The teens have been arrested in connection with the crime.
Watch the video:
If you remember, just a few weeks ago, on September 27, straight-A student Darion Albert was beaten to death in Chicago by four other teens:
And it’s not just teenagers, either.
When my son was in the third grade, a fifth grader threatened him by saying, “I’m going to get my mom’s gun out of her closet and kill you.”
When I reported the incident to the principal, her reply was that it “was an idle threat from a fifth grader.” Say what?
Not long after that Columbine happened, I changed my son’s school, where I had no other issues.
Remember the 11-year-old Atlanta boy, Jaheem Herrera, who committed suicide by hanging himself because he could no longer take the bullying. In that case, the school had been notified several times, according to Herrera’s mother, and did little to prevent it from happening further:
This sickens me as a mother and person. How is that we can allow children to be bullied to the point where they take their own lives, they are murdered or they maimed for life? How can we protect our children from these superbullies?

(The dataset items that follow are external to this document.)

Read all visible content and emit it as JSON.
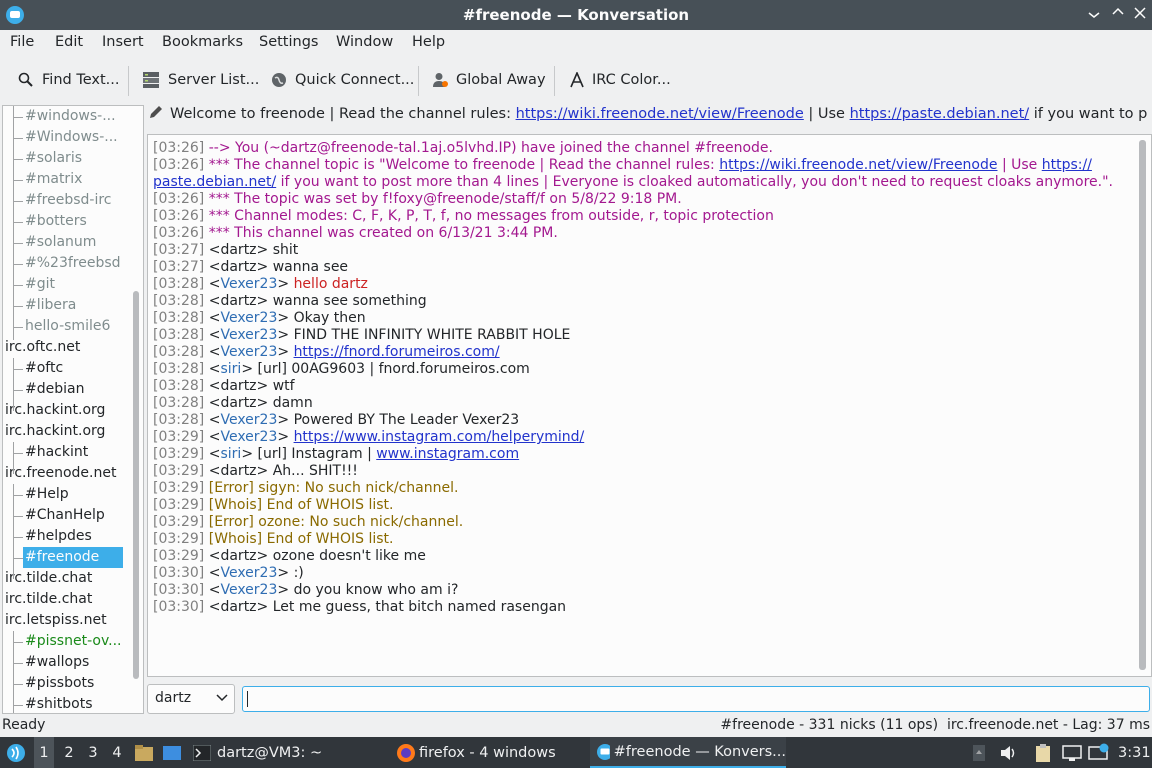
{
  "window": {
    "title": "#freenode — Konversation"
  },
  "menu": [
    "File",
    "Edit",
    "Insert",
    "Bookmarks",
    "Settings",
    "Window",
    "Help"
  ],
  "toolbar": {
    "find": "Find Text...",
    "server_list": "Server List...",
    "quick_connect": "Quick Connect...",
    "global_away": "Global Away",
    "irc_color": "IRC Color..."
  },
  "tree": [
    {
      "label": "#windows-...",
      "type": "channel",
      "color": "#7f8c8d"
    },
    {
      "label": "#Windows-...",
      "type": "channel",
      "color": "#7f8c8d"
    },
    {
      "label": "#solaris",
      "type": "channel",
      "color": "#7f8c8d"
    },
    {
      "label": "#matrix",
      "type": "channel",
      "color": "#7f8c8d"
    },
    {
      "label": "#freebsd-irc",
      "type": "channel",
      "color": "#7f8c8d"
    },
    {
      "label": "#botters",
      "type": "channel",
      "color": "#7f8c8d"
    },
    {
      "label": "#solanum",
      "type": "channel",
      "color": "#7f8c8d"
    },
    {
      "label": "#%23freebsd",
      "type": "channel",
      "color": "#7f8c8d"
    },
    {
      "label": "#git",
      "type": "channel",
      "color": "#7f8c8d"
    },
    {
      "label": "#libera",
      "type": "channel",
      "color": "#7f8c8d"
    },
    {
      "label": "hello-smile6",
      "type": "channel",
      "color": "#7f8c8d"
    },
    {
      "label": "irc.oftc.net",
      "type": "server",
      "color": "#232629"
    },
    {
      "label": "#oftc",
      "type": "channel",
      "color": "#232629"
    },
    {
      "label": "#debian",
      "type": "channel",
      "color": "#232629"
    },
    {
      "label": "irc.hackint.org",
      "type": "server",
      "color": "#232629"
    },
    {
      "label": "irc.hackint.org",
      "type": "server",
      "color": "#232629"
    },
    {
      "label": "#hackint",
      "type": "channel",
      "color": "#232629"
    },
    {
      "label": "irc.freenode.net",
      "type": "server",
      "color": "#232629"
    },
    {
      "label": "#Help",
      "type": "channel",
      "color": "#232629"
    },
    {
      "label": "#ChanHelp",
      "type": "channel",
      "color": "#232629"
    },
    {
      "label": "#helpdes",
      "type": "channel",
      "color": "#232629"
    },
    {
      "label": "#freenode",
      "type": "channel",
      "color": "#232629",
      "selected": true
    },
    {
      "label": "irc.tilde.chat",
      "type": "server",
      "color": "#232629"
    },
    {
      "label": "irc.tilde.chat",
      "type": "server",
      "color": "#232629"
    },
    {
      "label": "irc.letspiss.net",
      "type": "server",
      "color": "#232629"
    },
    {
      "label": "#pissnet-ov...",
      "type": "channel",
      "color": "#1a8a1a"
    },
    {
      "label": "#wallops",
      "type": "channel",
      "color": "#232629"
    },
    {
      "label": "#pissbots",
      "type": "channel",
      "color": "#232629"
    },
    {
      "label": "#shitbots",
      "type": "channel",
      "color": "#232629"
    }
  ],
  "topic": {
    "prefix": "Welcome to freenode | Read the channel rules: ",
    "link1": "https://wiki.freenode.net/view/Freenode",
    "mid": " | Use ",
    "link2": "https://paste.debian.net/",
    "suffix": " if you want to post ..."
  },
  "colors": {
    "system": "#a3188f",
    "nick": "#2f6db3",
    "siri": "#2f6db3",
    "error": "#8a6a00",
    "hello": "#cc2222",
    "link": "#2233cc",
    "selected": "#3daee9"
  },
  "chat": [
    {
      "ts": "[03:26]",
      "type": "system",
      "text": "--> You (~dartz@freenode-tal.1aj.o5lvhd.IP) have joined the channel #freenode."
    },
    {
      "ts": "[03:26]",
      "type": "system",
      "text": "*** The channel topic is \"Welcome to freenode | Read the channel rules: ",
      "link": "https://wiki.freenode.net/view/Freenode",
      "text2": "  | Use ",
      "link2": "https://"
    },
    {
      "ts": "",
      "type": "system_cont",
      "link": "paste.debian.net/",
      "text": " if you want to post more than 4 lines | Everyone is cloaked automatically, you don't need to request cloaks anymore.\"."
    },
    {
      "ts": "[03:26]",
      "type": "system",
      "text": "*** The topic was set by f!foxy@freenode/staff/f on 5/8/22 9:18 PM."
    },
    {
      "ts": "[03:26]",
      "type": "system",
      "text": "*** Channel modes: C, F, K, P, T, f, no messages from outside, r, topic protection"
    },
    {
      "ts": "[03:26]",
      "type": "system",
      "text": "*** This channel was created on 6/13/21 3:44 PM."
    },
    {
      "ts": "[03:27]",
      "type": "msg",
      "nick": "dartz",
      "own": true,
      "text": "shit"
    },
    {
      "ts": "[03:27]",
      "type": "msg",
      "nick": "dartz",
      "own": true,
      "text": "wanna see"
    },
    {
      "ts": "[03:28]",
      "type": "msg",
      "nick": "Vexer23",
      "text": "hello dartz",
      "highlight": true
    },
    {
      "ts": "[03:28]",
      "type": "msg",
      "nick": "dartz",
      "own": true,
      "text": "wanna see something"
    },
    {
      "ts": "[03:28]",
      "type": "msg",
      "nick": "Vexer23",
      "text": "Okay then"
    },
    {
      "ts": "[03:28]",
      "type": "msg",
      "nick": "Vexer23",
      "text": "FIND THE INFINITY WHITE RABBIT HOLE"
    },
    {
      "ts": "[03:28]",
      "type": "msg",
      "nick": "Vexer23",
      "link": "https://fnord.forumeiros.com/"
    },
    {
      "ts": "[03:28]",
      "type": "msg",
      "nick": "siri",
      "text": "[url] 00AG9603 | fnord.forumeiros.com"
    },
    {
      "ts": "[03:28]",
      "type": "msg",
      "nick": "dartz",
      "own": true,
      "text": "wtf"
    },
    {
      "ts": "[03:28]",
      "type": "msg",
      "nick": "dartz",
      "own": true,
      "text": "damn"
    },
    {
      "ts": "[03:28]",
      "type": "msg",
      "nick": "Vexer23",
      "text": "Powered BY The Leader Vexer23"
    },
    {
      "ts": "[03:29]",
      "type": "msg",
      "nick": "Vexer23",
      "link": "https://www.instagram.com/helperymind/"
    },
    {
      "ts": "[03:29]",
      "type": "msg",
      "nick": "siri",
      "text": "[url] Instagram | ",
      "link": "www.instagram.com"
    },
    {
      "ts": "[03:29]",
      "type": "msg",
      "nick": "dartz",
      "own": true,
      "text": "Ah... SHIT!!!"
    },
    {
      "ts": "[03:29]",
      "type": "info",
      "tag": "Error",
      "text": "sigyn: No such nick/channel."
    },
    {
      "ts": "[03:29]",
      "type": "info",
      "tag": "Whois",
      "text": "End of WHOIS list."
    },
    {
      "ts": "[03:29]",
      "type": "info",
      "tag": "Error",
      "text": "ozone: No such nick/channel."
    },
    {
      "ts": "[03:29]",
      "type": "info",
      "tag": "Whois",
      "text": "End of WHOIS list."
    },
    {
      "ts": "[03:29]",
      "type": "msg",
      "nick": "dartz",
      "own": true,
      "text": "ozone doesn't like me"
    },
    {
      "ts": "[03:30]",
      "type": "msg",
      "nick": "Vexer23",
      "text": ":)"
    },
    {
      "ts": "[03:30]",
      "type": "msg",
      "nick": "Vexer23",
      "text": "do you know who am i?"
    },
    {
      "ts": "[03:30]",
      "type": "msg",
      "nick": "dartz",
      "own": true,
      "text": "Let me guess, that bitch named rasengan"
    }
  ],
  "input": {
    "nick": "dartz",
    "value": ""
  },
  "status": {
    "left": "Ready",
    "right": "#freenode - 331 nicks (11 ops)  irc.freenode.net - Lag: 37 ms"
  },
  "taskbar": {
    "desktops": [
      "1",
      "2",
      "3",
      "4"
    ],
    "terminal": "dartz@VM3: ~",
    "firefox": "firefox - 4 windows",
    "konversation": "#freenode — Konvers...",
    "clock": "3:31"
  }
}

I think, as parents, especially single parents (because there’s only one of us responsible for their care most of the time), that we need to:
(1) Have open lines of communications with our children. We need to tell them that violence is not okay, whether they are the victim or the aggressor.
(2) We need to have uncomfortable conversations and use stories like this whether in movies, television, and books as tools for teaching that violence is unacceptable – because those same movies, books and televisions are saying loud and clear that violence is okay. But it’s our jobs as mothers to make sure our voice is louder and that violence is not okay!
(3) If your child is being harassed, don’t brush it off. Talk to your child, your child’s school and the other child’s parents, if possible. The parents of the bully may or may not know that their child is a bully.
(4) If your child is the bully, get your child help. There’s an underlying reason why he/she feels the need to exert aggression and/or violence on another person. If you choose to ignore the warning signs, you are just as responsible for your child’s violence as they are and need help, too.